Auslandstierschutz Rumänien
  • Viele unserer rumänischen Vierbeiner sind sehr freundlich und bereits sehr gut sozialisiert.
  • Wenn sich Interessenten, vielleicht gerade auch Hundeneulinge keine Direktadoption zutrauen, kommt für sie vielleicht eine Adoption von einer unserer Pflegestellen aus in Frage. Unsere erfahrenen Pflegefamilien können ihre Schützlinge sehr gut einschätzen. Sie können sagen, ob ein Hund Katzen eher zum Fressen gern hat, oder ob er sich mit ihnen gut versteht. Oder aber, wie er auf fremde Menschen zugeht, ob er Jagdtrieb hat, ob er mit kleinen Kindern zurechtkommt usw.
  • Alle erwachsenen Hunde werden vor Ausreise mit einem 4-Snap-Test  auf die sogenannten „Mittelmeerkrankheiten“ getestet. Bei Welpen sind diese Tests leider noch nicht aussagekräftig.
  • Unsere Welpen dürfen erst ab einem Alter von mindestens 4 Monaten ausreisen, weil erst dann alle erforderlichen Impfungen durchgeführt werden konnten. Als letztes erfolgt die Tollwutimpfung, die gegen Ende des 3. Lebensmonats gegeben wird. Sie ist erst nach dem 21. Tag gültig, und erst danach darf der Hund ausreisen.
  • Ein Hund kann nicht auf Anhieb „funktionieren“. Gerade am Anfang sind sie nach der Einreise erst einmal mit den vielen neuen Eindrücken überfordert. Erwarten Sie anfangs nicht zu viel von Ihrem neuen Familienmitglied. Haben Sie Geduld! Bei Problemen raten wir zu einem Training mit einem professionellen Hundetrainer.

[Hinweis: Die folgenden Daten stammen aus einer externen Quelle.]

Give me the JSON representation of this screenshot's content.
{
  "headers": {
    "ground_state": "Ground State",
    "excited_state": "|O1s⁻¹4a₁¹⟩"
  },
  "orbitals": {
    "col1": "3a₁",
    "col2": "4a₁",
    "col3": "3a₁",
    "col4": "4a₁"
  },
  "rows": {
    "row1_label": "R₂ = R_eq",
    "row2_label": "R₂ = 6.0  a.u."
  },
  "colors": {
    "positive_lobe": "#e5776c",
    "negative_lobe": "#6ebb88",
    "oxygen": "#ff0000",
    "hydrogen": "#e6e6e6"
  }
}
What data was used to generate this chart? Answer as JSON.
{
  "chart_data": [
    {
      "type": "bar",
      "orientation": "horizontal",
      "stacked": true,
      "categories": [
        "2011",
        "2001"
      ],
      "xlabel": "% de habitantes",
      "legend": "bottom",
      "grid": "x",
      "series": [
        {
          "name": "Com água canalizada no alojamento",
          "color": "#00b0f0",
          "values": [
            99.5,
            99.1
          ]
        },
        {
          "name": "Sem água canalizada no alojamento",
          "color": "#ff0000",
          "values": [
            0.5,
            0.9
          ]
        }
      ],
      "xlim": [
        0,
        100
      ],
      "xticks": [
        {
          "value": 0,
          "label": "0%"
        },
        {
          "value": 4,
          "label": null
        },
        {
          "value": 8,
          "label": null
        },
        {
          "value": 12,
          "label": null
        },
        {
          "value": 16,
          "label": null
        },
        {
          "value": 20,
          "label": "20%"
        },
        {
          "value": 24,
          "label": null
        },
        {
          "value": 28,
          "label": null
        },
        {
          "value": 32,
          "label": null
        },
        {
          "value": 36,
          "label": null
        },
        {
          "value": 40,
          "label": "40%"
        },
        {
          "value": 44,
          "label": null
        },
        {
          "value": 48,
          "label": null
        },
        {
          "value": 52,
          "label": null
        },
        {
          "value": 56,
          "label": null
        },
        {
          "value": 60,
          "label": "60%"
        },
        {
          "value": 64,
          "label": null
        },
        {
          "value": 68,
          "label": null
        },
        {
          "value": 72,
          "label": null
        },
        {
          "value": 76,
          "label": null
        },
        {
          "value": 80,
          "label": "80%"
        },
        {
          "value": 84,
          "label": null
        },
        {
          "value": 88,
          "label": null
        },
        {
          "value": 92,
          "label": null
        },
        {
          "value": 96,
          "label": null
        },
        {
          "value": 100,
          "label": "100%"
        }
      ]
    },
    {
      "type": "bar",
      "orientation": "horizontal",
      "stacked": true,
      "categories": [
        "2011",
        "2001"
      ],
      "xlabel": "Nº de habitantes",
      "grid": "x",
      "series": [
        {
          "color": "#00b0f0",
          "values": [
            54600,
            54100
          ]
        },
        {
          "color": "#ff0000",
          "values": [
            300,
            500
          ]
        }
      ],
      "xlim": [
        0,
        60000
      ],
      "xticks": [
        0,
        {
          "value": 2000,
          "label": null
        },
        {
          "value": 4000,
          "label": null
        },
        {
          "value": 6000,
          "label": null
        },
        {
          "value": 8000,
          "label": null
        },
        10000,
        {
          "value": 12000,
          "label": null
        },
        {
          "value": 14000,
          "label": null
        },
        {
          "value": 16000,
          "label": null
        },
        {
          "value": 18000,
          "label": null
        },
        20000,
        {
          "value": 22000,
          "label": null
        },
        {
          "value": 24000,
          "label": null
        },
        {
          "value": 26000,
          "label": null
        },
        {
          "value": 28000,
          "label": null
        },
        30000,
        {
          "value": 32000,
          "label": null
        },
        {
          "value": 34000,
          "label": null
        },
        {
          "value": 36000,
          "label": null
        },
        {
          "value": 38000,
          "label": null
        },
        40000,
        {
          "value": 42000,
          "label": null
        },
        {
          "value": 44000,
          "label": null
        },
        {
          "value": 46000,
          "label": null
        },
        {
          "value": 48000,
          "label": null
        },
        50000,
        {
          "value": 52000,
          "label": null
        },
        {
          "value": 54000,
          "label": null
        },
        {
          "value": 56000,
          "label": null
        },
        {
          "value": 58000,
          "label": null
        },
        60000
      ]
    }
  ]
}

  • Ob Sie ein Haus mit eingezäuntem Garten benötigen oder ob eine Mietwohnung (und auch in der Stadt) ausreicht, hängt von den Charaktereigenschaften, den „Rasseeigenschaften“ und der Größe des Hundes ab. Herdenschutzmischlinge beispielsweise würden wir nicht in eine Mietwohnung vermitteln. In jedem Fall ist uns eine Einschätzung vor Ort durch eine Vorkontrolle sehr wichtig.
  • Einer unserer Vermittlungsgrundsätze besagt, dass wir kleine Hunde oder klein bleibende Welpen nicht an Familien mit Kindern unter 13 Jahren vermitteln. Hier bitten wir um Ihr Verständnis.
  • In den ersten Wochen nach Ankunft Ihres neuen besten Freundes ist es wichtig, dass er Zeit zum Ankommen hat und nicht bedrängt wird. Aufgeschlossene Hunde nehmen sehr schnell ganz normal am Familienleben teil, ängstliche Hunde benötigen etwas mehr Zeit, um Vertrauen zu fassen. Wichtig ist, dass er ein Sicherheitsgeschirr trägt und gerade in der ersten Zeit doppelt gesichert wird.